A Administração Nacional de Aeronáutica e Espaço (NASA) confirmou que um meteoro explodiu sobre o nordeste dos Estados Unidos na tarde de 30 de maio (sábado), produzindo um forte estrondo sônico que foi ouvido em Boston e na Nova Inglaterra e fez tremer casas. O incidente ocorreu por volta das 14h06, horário local, e o local da explosão foi ao norte da baía de Cape Cod.

Segundo relatos, o meteoro emitiu uma bola de fogo brilhante ao cruzar o céu do nordeste dos Estados Unidos. O processo foi filmado por muitas pessoas em seus celulares e carregado em plataformas de mídia social, incluindo Instagram e TikTok. A última geração do satélite meteorológico GOES-19 dos Estados Unidos também registrou o flash produzido pela explosão a uma altitude de cerca de 40 milhas (cerca de 64 quilômetros). Posteriormente, agências relevantes divulgaram imagens de animação de satélite mostrando as mudanças ópticas na área em cerca de 30 minutos.

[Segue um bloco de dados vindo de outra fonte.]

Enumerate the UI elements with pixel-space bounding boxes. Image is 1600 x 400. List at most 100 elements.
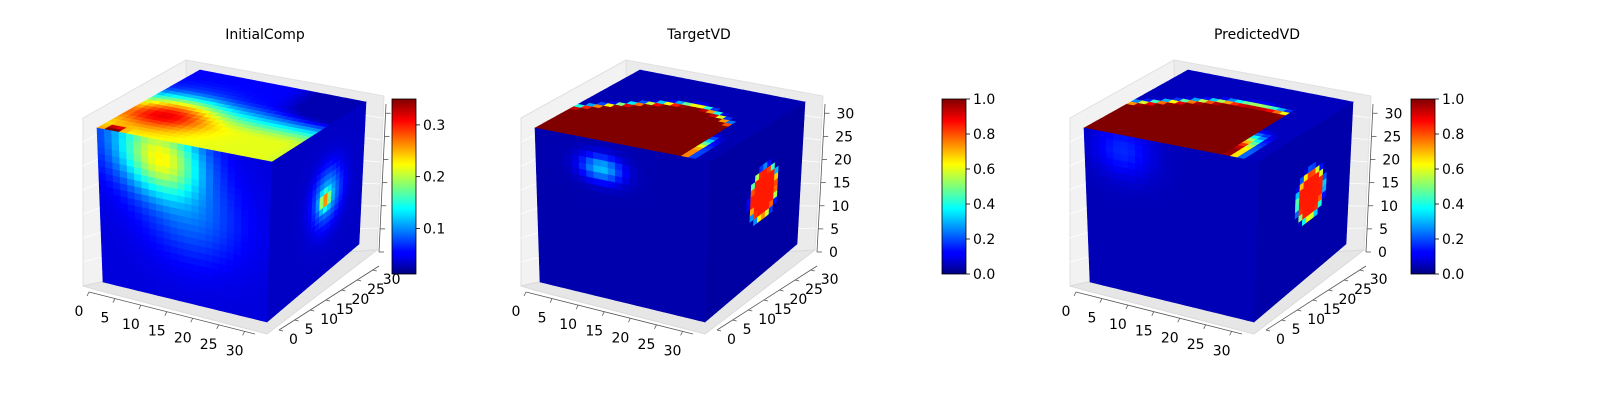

No momento do incidente, moradores de muitos lugares da Nova Inglaterra relataram ter ouvido fortes explosões e sentido suas casas tremerem, e houve brevemente suspeita de um terremoto. O Serviço Geológico dos Estados Unidos (USGS) divulgou posteriormente informações negando a existência de atividade sísmica local e identificou claramente o fenômeno como um "estrondo sônico perceptível e generalizado, suspeito de ser produzido por um bólido". Posteriormente, a NASA emitiu um comunicado na plataforma social X, descrevendo o incidente como “uma bola de fogo brilhante acompanhada por um barulho alto”.

De acordo com a análise da NASA, o meteoro entrou na atmosfera a uma velocidade de cerca de 75.000 milhas por hora (cerca de 120.000 quilómetros por hora) e desintegrou-se a uma altitude de cerca de 40 milhas acima do nordeste de Massachusetts e sudeste de New Hampshire. A NASA estima que a energia liberada no momento de sua desintegração equivale a cerca de 300 toneladas de explosivos de TNT. Este nível de energia é considerado suficiente para explicar os enormes estrondos e vibrações sônicos amplamente ouvidos na Nova Inglaterra.

Vídeos que circularam nas redes sociais mostraram que olhando para o céu de Roma, Nova York e outros lugares, era possível ver um rastro brilhante e um fenômeno de bola de fogo. Alguns relatórios descreveram o tamanho do bólido testemunhado no solo como sendo de cerca de um metro. Outra agência meteorológica e de monitoramento por satélite apontou por meio de materiais divulgados que o forte sinal de flash produzido pelo bólido antes e depois da explosão foi claramente capturado pelo Lightning Imager (GLM) do satélite GOES-19. Dados relevantes mostraram que este evento foi altamente concentrado no tempo e no espaço.

Após o incidente, alguns residentes temeram que pudesse estar relacionado com a queda de uma nave espacial artificial ou com detritos espaciais. A vice-diretora de imprensa da NASA, Jennifer Dooren, emitiu um comunicado através da Agence France-Presse (AFP), dizendo que o evento da bola de fogo não se originou de nenhuma chuva de meteoros atualmente ativa, mas pode ser confirmado que era um corpo celeste natural e não um evento de reentrada de detritos espaciais causado pela reentrada de uma espaçonave ou satélite na atmosfera. Ela enfatizou que todas as evidências atuais apontam para a desintegração de meteoros de origem natural na atmosfera, em vez de objetos feitos pelo homem caindo fora de controle.

Atualmente, instituições científicas relevantes estão a analisar mais aprofundadamente a trajetória do meteoro, o ângulo de incidência e o processo de libertação de energia para avaliar o seu possível impacto no solo e a necessidade de melhoria dos futuros mecanismos de alerta. Embora o incidente tenha desencadeado pânico e discussão em grande escala, as informações disponíveis mostram que a explosão ocorreu em grandes altitudes e não causou danos diretos conhecidos ou vítimas no solo.